Wie kann man die Edith beschreiben? Damals, in der Schulzeit, sie ging in meine Klasse, fiel sie kaum auf. Sie wußte mehr, als andere, war rege im Geist, aber ansonsten das, was Kinder so grausam, wie wahr, als "langweilig" bezeichnen. Das heißt, sie war evangelisch, dünn, trug Kniestrümpfe, vorne den Pony und am Hinterkopf einen Pferdeschwanz. Es ging nicht viel von ihr aus, nicht die Unruhe, die Knaben an ihre schlafenden Triebe heran hätte führen können - wonach die zuhause Unterdrückten ab einem bestimmten Lebensalter insgeheim lechzen.

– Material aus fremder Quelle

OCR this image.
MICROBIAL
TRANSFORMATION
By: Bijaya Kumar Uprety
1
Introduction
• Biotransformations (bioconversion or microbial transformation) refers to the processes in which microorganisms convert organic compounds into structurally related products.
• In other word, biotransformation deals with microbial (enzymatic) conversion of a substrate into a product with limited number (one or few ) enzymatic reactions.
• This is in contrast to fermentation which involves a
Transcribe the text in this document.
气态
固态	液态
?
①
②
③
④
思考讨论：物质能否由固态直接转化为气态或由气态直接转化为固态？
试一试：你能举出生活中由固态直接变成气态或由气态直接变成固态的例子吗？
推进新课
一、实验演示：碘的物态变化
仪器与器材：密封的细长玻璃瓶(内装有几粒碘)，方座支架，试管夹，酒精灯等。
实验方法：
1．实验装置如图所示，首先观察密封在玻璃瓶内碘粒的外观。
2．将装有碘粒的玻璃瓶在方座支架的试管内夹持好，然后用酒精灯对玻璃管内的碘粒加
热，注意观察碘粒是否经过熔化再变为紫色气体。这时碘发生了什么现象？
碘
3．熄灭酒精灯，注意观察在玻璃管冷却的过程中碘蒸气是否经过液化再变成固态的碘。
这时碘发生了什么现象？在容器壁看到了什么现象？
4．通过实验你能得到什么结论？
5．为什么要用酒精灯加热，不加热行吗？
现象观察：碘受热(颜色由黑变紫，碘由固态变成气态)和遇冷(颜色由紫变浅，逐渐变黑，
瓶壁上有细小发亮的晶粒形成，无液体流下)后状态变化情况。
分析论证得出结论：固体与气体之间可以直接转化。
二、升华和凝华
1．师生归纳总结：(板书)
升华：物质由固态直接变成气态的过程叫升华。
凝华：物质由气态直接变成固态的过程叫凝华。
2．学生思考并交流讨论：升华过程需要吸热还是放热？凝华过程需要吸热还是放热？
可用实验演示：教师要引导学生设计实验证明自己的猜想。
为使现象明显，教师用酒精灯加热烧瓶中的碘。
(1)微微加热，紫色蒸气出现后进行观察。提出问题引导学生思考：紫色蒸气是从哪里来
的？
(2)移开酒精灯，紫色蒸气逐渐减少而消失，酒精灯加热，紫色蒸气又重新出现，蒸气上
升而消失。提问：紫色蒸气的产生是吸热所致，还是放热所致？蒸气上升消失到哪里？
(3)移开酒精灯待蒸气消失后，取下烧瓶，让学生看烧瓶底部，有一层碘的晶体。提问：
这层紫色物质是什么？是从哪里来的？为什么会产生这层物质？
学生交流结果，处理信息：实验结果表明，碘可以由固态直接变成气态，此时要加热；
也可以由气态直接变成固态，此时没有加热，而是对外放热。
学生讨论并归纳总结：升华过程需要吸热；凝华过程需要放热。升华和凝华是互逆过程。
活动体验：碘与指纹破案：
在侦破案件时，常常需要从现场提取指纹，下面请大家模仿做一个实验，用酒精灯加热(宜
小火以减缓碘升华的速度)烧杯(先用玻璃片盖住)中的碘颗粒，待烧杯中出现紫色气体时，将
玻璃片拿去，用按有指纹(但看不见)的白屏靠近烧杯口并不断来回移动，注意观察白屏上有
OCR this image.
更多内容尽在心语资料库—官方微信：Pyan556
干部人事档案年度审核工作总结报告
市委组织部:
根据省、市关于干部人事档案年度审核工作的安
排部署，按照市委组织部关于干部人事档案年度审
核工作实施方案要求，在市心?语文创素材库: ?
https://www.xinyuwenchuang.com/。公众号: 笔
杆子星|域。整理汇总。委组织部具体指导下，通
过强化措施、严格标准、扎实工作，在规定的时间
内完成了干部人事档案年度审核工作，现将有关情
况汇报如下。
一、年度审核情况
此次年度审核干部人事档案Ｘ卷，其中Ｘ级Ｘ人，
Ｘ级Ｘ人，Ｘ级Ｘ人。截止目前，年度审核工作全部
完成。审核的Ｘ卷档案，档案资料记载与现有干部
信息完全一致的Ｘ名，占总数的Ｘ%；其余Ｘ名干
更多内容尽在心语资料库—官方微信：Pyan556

Und fast jeder wurde unterdrückt! Die Wahl, um zu lechzen, um den Speichel- und andere Flüsse  anzuregen, fiel dann zwangsläufig auf Gaby, denn die hatte so sinnliche Lippen, ihr Gang, der wiegende Hüftschwung ließ das Atmen vergessen, was mit der Zeit gefährlich werden konnte und unter ihrer Bluse regte sich etwas Unheimliches - und das erregte uns Buben und verstörte zugleich. Das heißt, wir machten, um abzulenken von der eigenen Hilflosigkeit, blöde Witze darüber. Insbesondere als sie den ersten Büstenhalter trug. Und Nylons - Netzstrümpfe, aber vielleicht spielt mir da doch die Fantasie heute einen Streich. Es war jedenfalls unerhört: einer aus unserer Mitte wuchs, nach was unser noch junges Geschlecht schrie. Und das ohne Vorwarnung.

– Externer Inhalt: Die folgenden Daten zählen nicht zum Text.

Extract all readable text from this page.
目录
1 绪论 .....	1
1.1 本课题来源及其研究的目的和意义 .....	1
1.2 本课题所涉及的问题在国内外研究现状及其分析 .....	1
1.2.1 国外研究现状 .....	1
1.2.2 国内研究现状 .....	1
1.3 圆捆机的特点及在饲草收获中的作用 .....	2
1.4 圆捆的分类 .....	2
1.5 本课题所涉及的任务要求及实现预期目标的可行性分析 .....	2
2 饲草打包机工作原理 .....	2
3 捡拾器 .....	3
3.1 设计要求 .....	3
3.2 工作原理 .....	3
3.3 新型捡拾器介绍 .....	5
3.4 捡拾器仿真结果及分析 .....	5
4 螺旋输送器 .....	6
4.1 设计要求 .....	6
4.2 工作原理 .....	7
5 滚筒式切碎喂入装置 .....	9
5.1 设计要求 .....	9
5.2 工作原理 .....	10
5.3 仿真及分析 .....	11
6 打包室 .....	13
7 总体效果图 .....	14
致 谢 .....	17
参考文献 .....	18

Doch zurück zur Edith. Die hatte solche Erregungsmerkmale nicht, nicht mal in Spurenelementen. Heute frage ich nach dem Warum: warum hat sie ein Mädchen und das andere hat sie nicht? Ist das nicht entscheidend für den weiteren Lebenslauf? Wie kann das Schicksal für beide so unterschiedlich sein? Der Einen öffneten sich fortan Tür und Tor und ganze Konzerte wurden ihr bald nachgepfiffen, indem sie ihr kleines Törchen nur einen Spalt weit öffnete, einen klitzekleinen erregenden Spalt weit - und die andere wußte alles vom Lehrer verlangte Wissen vorwärts wie rückwärts, auch das Ungefragte wußte sie besser und war doch allen gleichgültig, - allen Buben zumindest. Wie's unter den Mädels war, und verweichlichte Jungs waren auch Mädels, wir nannten sie "Memmen" - konnten wir "Männer" damals freilich nicht wissen.
Jahrzehnte haben wir uns nicht gesehen, die Edith und ich - und keinen Moment lang hatte ich jemals an sie gedacht. Nur dann, wenn jemand anderes gerade die Sprache auf sie brachte.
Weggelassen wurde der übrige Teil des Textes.